More than 60 years after the fire, LG Walker, a retired doctor from Charlotte, North Carolina, was on the boat tour of the Gates of the Mountains. Where the tour boat docks in Meriwether Canyon now stands two memorials to the men of Mann Gulch. Here Walker learned that Silas Raymond Thompson Jr.—a Charlotte native—was among those killed. He had never met Thompson. After sharing this bit of news with his friend Dan Morrill back home, the two started investigating how a young man from Charlotte had met his death in Montana. They were intrigued by how all these years later, Raymond’s friends and family (nobody who knew him called him “Silas”) were still haunted by his death. His death devastated his parents and still affects his sister’s life. Walker and Morrill soon realized that a tragedy fire has many dimensions, and set about making a documentary film in order to better understand the impact and legacy of the life of Silas Raymond Thompson. While other documentary films on Mann Gulch focus on the event and its impact on the Forest Service, Death at Mann Gulch attempts to capture how it affected one man’s community.

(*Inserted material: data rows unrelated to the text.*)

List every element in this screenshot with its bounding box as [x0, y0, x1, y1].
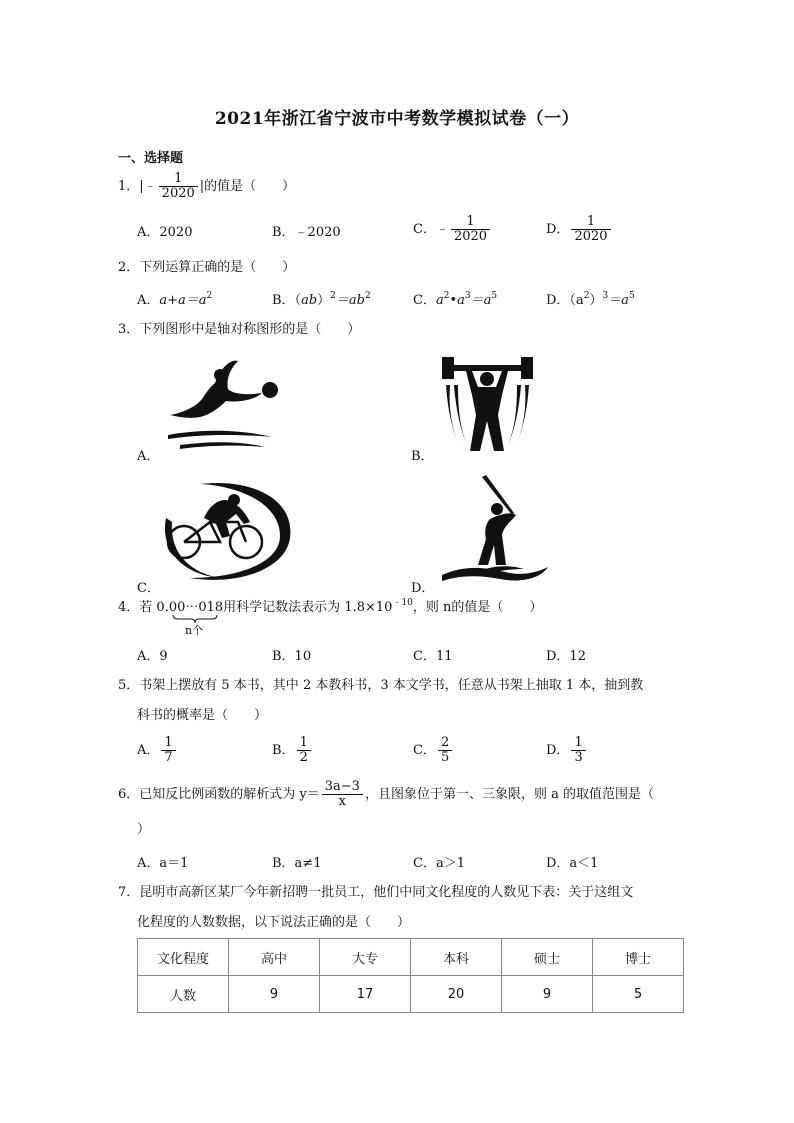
table-cell: 本科 — [411, 939, 502, 976]
expression: ＝a — [470, 293, 492, 308]
volleyball-figure-icon — [160, 355, 285, 455]
option-label: A． — [137, 293, 160, 308]
denominator: 3 — [571, 750, 585, 765]
option-a[interactable]: A．2020 — [137, 225, 193, 240]
option-b[interactable] — [272, 736, 313, 765]
question-3: 3．下列图形中是轴对称图形的是（ ） — [118, 322, 361, 337]
table-cell: 高中 — [229, 939, 320, 976]
fraction — [571, 736, 585, 765]
golfer-figure-icon — [440, 475, 550, 585]
weightlifter-figure-icon — [440, 355, 535, 455]
education-table — [137, 938, 684, 1013]
option-c[interactable] — [413, 215, 492, 244]
question-7-continued: 化程度的人数数据，以下说法正确的是（ ） — [137, 915, 411, 930]
exponent: 5 — [628, 291, 635, 301]
question-text: ，则 n的值是（ ） — [412, 600, 543, 615]
option-c[interactable] — [413, 736, 454, 765]
option-c[interactable] — [413, 289, 497, 308]
question-6 — [118, 780, 654, 809]
expression: ＝a — [608, 293, 629, 308]
expression: ） — [589, 293, 603, 308]
exponent: 2 — [443, 291, 450, 301]
option-label: B．（ — [272, 293, 302, 308]
exponent: 3 — [464, 291, 471, 301]
question-text: 6．已知反比例函数的解析式为 y＝ — [118, 787, 320, 802]
option-label: B． — [272, 743, 295, 758]
table-row — [138, 976, 684, 1013]
option-c[interactable]: C．a＞1 — [413, 856, 465, 871]
numerator: 1 — [466, 214, 475, 229]
question-5: 5．书架上摆放有 5 本书，其中 2 本教科书，3 本文学书，任意从书架上抽取 1 本，抽到教 — [118, 678, 644, 693]
option-c[interactable]: C．11 — [413, 649, 453, 664]
option-label: D．（a — [546, 293, 584, 308]
exponent: 2 — [364, 291, 371, 301]
table-cell: 大专 — [320, 939, 411, 976]
table-cell: 9 — [229, 976, 320, 1013]
option-a[interactable] — [137, 289, 212, 308]
brace-label: n个 — [185, 624, 204, 637]
option-b[interactable]: B．a≠1 — [272, 856, 322, 871]
fraction — [571, 215, 610, 244]
expression: ＝ab — [335, 293, 365, 308]
option-label: A． — [137, 743, 160, 758]
fraction — [322, 780, 363, 809]
option-label: C． — [413, 743, 436, 758]
question-text: |的值是（ ） — [199, 179, 296, 194]
expression: a+a＝a — [159, 293, 207, 308]
denominator: 2020 — [159, 186, 198, 201]
option-a[interactable]: A．a＝1 — [137, 856, 189, 871]
fraction — [438, 736, 452, 765]
question-1 — [118, 172, 295, 201]
option-label: C．﹣ — [413, 222, 449, 237]
numerator: 1 — [174, 171, 183, 186]
question-text: |﹣ — [139, 179, 157, 194]
exponent: 5 — [491, 291, 498, 301]
numerator: 1 — [164, 735, 173, 750]
option-b[interactable] — [272, 289, 371, 308]
table-cell: 博士 — [593, 939, 684, 976]
option-label: C． — [413, 293, 436, 308]
numerator: 1 — [299, 735, 308, 750]
fraction — [297, 736, 311, 765]
option-d[interactable] — [546, 215, 613, 244]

Raymond Thompson markers in Mann Gulch, taken in 2010 (courtesy of the author)

Of course, Charlotte was not the only community affected by what happened in Mann Gulch. In a small town in central Pennsylvania, the family of smokejumper Leonard Piper has also done its part to preserve that young man’s memory. His personal papers were recently donated to the local historical society (photocopies of them are now here at FHS). Though Leonard was buried in nearby Stahlstown, descendents of the Piper family gather every year in Pine Ridge Park outside of Blairsville, Pennsylvania, where he grew up, “for a family reunion and to remember a fallen hero, Leonard Piper.” The impact of his death is such that his story and a mention of the family reunion has a 3-page spread in The Insider’s Guide to Indiana County Parks & Trails, where that quote comes from. Mind you, there’s no memorial marker in the park. But Leonard Piper’s death still resonates enough in this town to warrant such a gesture. And these are the two families I know about.

Leonard Piper’s marker. This photo also appears in the Indiana County parks and trails guide.

What is it about Mann Gulch that continues to hold or capture the attention of so many? Our “This Day in History” blog post on what happened in Mann Gulch is one of our most viewed posts; my initial post from three years ago sharing my impressions after visiting Mann Gulch ranks up there and is one of our most commented upon posts. Certainly Maclean’s Young Men and Fire is a major contributor to the continued interest. Tragedy has its own attractiveness; witness the continuing fascination with sinking of the Titanic 100 years later. Yet few tragedies hold our attention like that of Mann Gulch. It is understandable why it might for the families of those who died. But I suspect that after those who knew the men killed are gone, the Mann Gulch Fire will continue to cast a spell. For me, the pull is personal: I’ve visited the site twice; I participated in the making of the film Death at Mann Gulch and contributed the photo of Piper’s marker above to the county’s guide; and I interviewed William “Bud” Moore, who was with crew chief Wag Dodge when he died and was consulted by Maclean when he was writing his beautiful elegiacal work. I could speculate about why it holds the attention of others, but I want to hear your thoughts on this. Why are you interested in Mann Gulch? Do you know of other families that continue to honor their loved ones like Leonard Piper’s does? If so, how do they do it?